Tradução de Aníbal Fernandes
Não sinto remorsos. Se tenho qualquer coisa contra mim, não é ter matado. O que eu sinto é pena por ter envenenado a minha vida com esta ameaça de prisão.
Mas este «teatral» Tristan Bernard também escreveu romances, na maior parte defendidos da sua fulgurante veia humorística; inesperadas ficções que saíam de outro tom — por vezes amargo e sem nada que o ligasse ao que pontualmente se lia, caucionado pelo seu nome em páginas de revistas e jornais. Foi a sobrevoar esta segunda onda que Bernard, aos sessenta e sete anos de idade, publicou Aux abois (Entre a Espada e a Parede), o seu mais talentoso romance, como já é reconhecido por essa lucidez que a passagem do tempo — a grande varredora de glórias efémeras momento a momento construídas — concede ao julgamento desembaraçado dos compromissos e amiguismos que condicionam com tanta frequência a decisão crítica.
Tem-se dito que Entre a Espada e a Parede é um inegável devedor do Crime e Castigo de Dostoiévski, o mais célebre exemplo literário do acto assassino desmotivado […]; também se diz que foi inspirador do eixo central de L’Étranger de Albert Camus, embora não se conheça uma palavra deste autor que permita dar como firme uma tal filiação.

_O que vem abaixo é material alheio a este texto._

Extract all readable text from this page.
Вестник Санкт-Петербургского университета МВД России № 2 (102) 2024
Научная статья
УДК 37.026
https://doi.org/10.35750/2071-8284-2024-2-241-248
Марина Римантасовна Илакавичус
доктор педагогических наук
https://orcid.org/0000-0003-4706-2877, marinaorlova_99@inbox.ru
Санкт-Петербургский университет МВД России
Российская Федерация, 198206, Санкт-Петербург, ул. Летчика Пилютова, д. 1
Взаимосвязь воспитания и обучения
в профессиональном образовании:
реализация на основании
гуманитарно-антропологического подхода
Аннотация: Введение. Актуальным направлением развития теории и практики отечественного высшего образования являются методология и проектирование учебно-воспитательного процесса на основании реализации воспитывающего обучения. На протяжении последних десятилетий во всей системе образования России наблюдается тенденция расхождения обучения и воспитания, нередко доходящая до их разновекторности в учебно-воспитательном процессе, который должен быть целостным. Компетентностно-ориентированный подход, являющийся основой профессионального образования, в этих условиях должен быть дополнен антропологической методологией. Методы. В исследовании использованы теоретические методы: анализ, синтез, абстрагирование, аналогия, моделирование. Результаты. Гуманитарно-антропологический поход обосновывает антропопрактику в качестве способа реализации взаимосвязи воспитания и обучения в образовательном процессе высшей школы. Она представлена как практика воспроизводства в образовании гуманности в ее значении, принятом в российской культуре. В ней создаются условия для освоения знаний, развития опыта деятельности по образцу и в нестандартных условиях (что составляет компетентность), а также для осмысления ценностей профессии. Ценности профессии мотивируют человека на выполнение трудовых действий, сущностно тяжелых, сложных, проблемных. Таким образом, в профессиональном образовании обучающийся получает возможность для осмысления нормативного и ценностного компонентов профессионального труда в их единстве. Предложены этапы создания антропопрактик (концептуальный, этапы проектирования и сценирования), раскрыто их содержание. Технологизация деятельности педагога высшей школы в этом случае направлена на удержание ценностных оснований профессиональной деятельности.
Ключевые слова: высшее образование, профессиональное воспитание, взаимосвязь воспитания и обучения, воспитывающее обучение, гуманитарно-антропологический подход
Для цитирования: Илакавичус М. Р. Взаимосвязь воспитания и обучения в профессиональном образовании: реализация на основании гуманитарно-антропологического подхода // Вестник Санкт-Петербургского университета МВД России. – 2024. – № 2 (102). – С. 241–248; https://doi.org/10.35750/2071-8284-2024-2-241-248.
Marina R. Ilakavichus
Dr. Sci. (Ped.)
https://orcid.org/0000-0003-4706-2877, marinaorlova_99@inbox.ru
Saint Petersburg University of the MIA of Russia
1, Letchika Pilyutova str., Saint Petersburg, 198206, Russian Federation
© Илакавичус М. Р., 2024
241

No que toca a Dostoiévski, depois de alguma semelhança entre os crimes frios do seu Raskolnikov e o deste Duméry, tudo é diferente porque o assassino russo se prolonga numa implacável peregrinação expiatória, enquanto o assassino de Aux abois vive numa ausência de sensação de culpa, numa entrega passiva e com qualquer coisa de entediada aos prazeres que a sua desenvolta situação financeira lhe proporciona.
Duméry está bastante mais próximo do Mersault de Camus; há nas duas narrativas uma história de tempo interior com sucessivas emoções a determinarem a forma como esse tempo se reflecte no tempo exterior; a personagem de Camus não sente, como a de Bernard, remorsos que lhe alterem a energia dos actos de vida, apenas lamenta as consequências práticas — os incómodos da ocultação, a fuga à Justiça — que lhe perturbam a comodidade do quotidiano. Serei ou não uma criatura abominável?, é aqui a crucial interrogação. Não é a pergunta que devo fazer. Verifico isto: não sinto remorsos. Se tenho qualquer coisa contra mim, não é ter matado. O que eu sinto é pena por ter envenenado a minha vida com esta ameaça de prisão.